Follow-up is vital in this context, because curing tuberculosis requires a complicated regimen of up to seven drugs at a time, in three applications per week for a two-month period – and then once a week for a further four months. The drugs can have strong side-effects, so patients often drop out of treatment.

The findings:

  • The devices reduced worker absenteeism. Healthcare provider attendance at treatment centres was 17% higher than in the control and follow-up home visits to patients who missed a dose were more frequent. This is in line with other research showing tech-based monitoring reduces absenteeism in the public sector. 
  • The devices increased patient adherence to treatment. In biometric-equipped centres patients’ interruption of their treatment decreased by 25% and in-person pill intake (a core requirement of the treatment protocol) improved by 26%. The paper provides evidence that effects were obtained by a tighter monitoring of health workers as well as by making it easier for them to rapidly identify patients who miss medication doses.
  • The devices decreased data forgery. The system reduced the overreporting of patient numbers in both non-governmental organisation (NGO) data and government registers and underreporting of treatment interruptions. This is important: it means the technology improved the accuracy of public-health data, which increases the capacity of the state to identify needs and allocate resources accordingly. Accurate data pave the way to evidence-driven decisions. In this case, official data affected by misreporting issues would have masked the positive effects of the programme and likely led to its abandonment.

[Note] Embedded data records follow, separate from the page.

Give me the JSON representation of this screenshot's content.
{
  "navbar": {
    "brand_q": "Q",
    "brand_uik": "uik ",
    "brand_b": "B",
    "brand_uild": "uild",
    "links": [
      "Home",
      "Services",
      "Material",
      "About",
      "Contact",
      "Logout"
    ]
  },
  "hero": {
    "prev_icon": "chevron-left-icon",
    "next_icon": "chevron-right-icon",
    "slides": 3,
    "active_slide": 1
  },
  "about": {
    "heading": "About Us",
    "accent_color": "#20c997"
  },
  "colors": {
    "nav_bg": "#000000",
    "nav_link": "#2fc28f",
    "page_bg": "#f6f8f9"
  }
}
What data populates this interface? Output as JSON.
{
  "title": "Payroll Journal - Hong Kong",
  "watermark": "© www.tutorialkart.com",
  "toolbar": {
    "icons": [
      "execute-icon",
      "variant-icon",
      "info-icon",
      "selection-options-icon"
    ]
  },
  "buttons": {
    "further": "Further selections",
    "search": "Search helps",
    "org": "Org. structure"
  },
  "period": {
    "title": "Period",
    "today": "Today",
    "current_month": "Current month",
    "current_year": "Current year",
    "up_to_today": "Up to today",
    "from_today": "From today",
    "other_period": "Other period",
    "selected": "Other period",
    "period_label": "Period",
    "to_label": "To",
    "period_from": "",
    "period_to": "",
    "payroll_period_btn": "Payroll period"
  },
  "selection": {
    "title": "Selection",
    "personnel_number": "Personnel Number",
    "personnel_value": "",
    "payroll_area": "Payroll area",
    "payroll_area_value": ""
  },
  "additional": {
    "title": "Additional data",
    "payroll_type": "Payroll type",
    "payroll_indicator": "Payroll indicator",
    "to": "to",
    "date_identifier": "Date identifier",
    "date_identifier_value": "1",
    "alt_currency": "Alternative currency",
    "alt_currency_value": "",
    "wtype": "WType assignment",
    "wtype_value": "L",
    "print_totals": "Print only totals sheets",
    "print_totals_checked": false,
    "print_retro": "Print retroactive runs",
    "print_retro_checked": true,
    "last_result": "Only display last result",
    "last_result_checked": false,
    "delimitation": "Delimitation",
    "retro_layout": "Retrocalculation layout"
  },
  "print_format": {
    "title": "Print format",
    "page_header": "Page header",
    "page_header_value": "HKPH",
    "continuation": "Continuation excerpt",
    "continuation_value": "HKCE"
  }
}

The impact of biometric tracking was sustained over time, it decreased neither health worker nor patient satisfaction, and it did not lead health workers to reallocate their efforts away from other critical activities, such as early case finding, or to refocus care toward more compliant patients.

Biometrics and development

While the power of biometrics to increase programme efficiency is increasingly recognised, several critical implementation challenges remain, such as issues of data privacy and commercial misuse of the system. The enrolment process and the management of unique IDs over time is of critical importance when core social programmes are attached to it. 

For example, economist Jean Drèze has argued that making biometric identification mandatory for accessing social benefits can lead to the poorest and most disempowered citizens being excluded, to the point of resulting in deaths from starvation (Drèze et al. 2017). With stakes this high, it is important to be specific about what biometric technology can accomplish and in what context.

Our evidence shows that biometric technology can substantially improve the delivery of health services when used as a tool to track the presence of health workers and the treatment adherence of patients. In addition, it reduces scope for service providers to misreport the outcomes of their work and so improves the quality of data on service delivery, which is increasingly recognised as a vital determinant of state capacity.


Barnwal, P (2018), “Curbing Leakage in Public Programs: Evidence from India's Direct Benefit Transfer Policy”, Working Paper.

Bossuroy, T, C Delavallade and V Pons (2019), “Biometric Tracking, Healthcare Provision, and Data Quality: Experimental Evidence from Tuberculosis Control”, NBER Working Paper 26388.

Drèze, J, N Khalid, R Khera and A Somanchi (2017), “Aadhaar and Food Security in Jharkhand”, Economic & Political Weekly 52(50): 51–59.

Gelb, A, and J Clark (2013), “Identification for Development: The Biometrics Revolution”, Centre for Global Development Working Paper No. 315.

Giné, X, J Goldberg and D Yang (2012), “Credit Market Consequences of Improved Personal Identification: Field Experimental Evidence from Malawi”, American Economic Review 102(6): 2923–2954.

Muralidharan, K, P Niehaus and S Sukhtankar (2016). “Building State Capacity: Evidence from Biometric Smartcards in India”, American Economic Review 106(10): 2895–2929.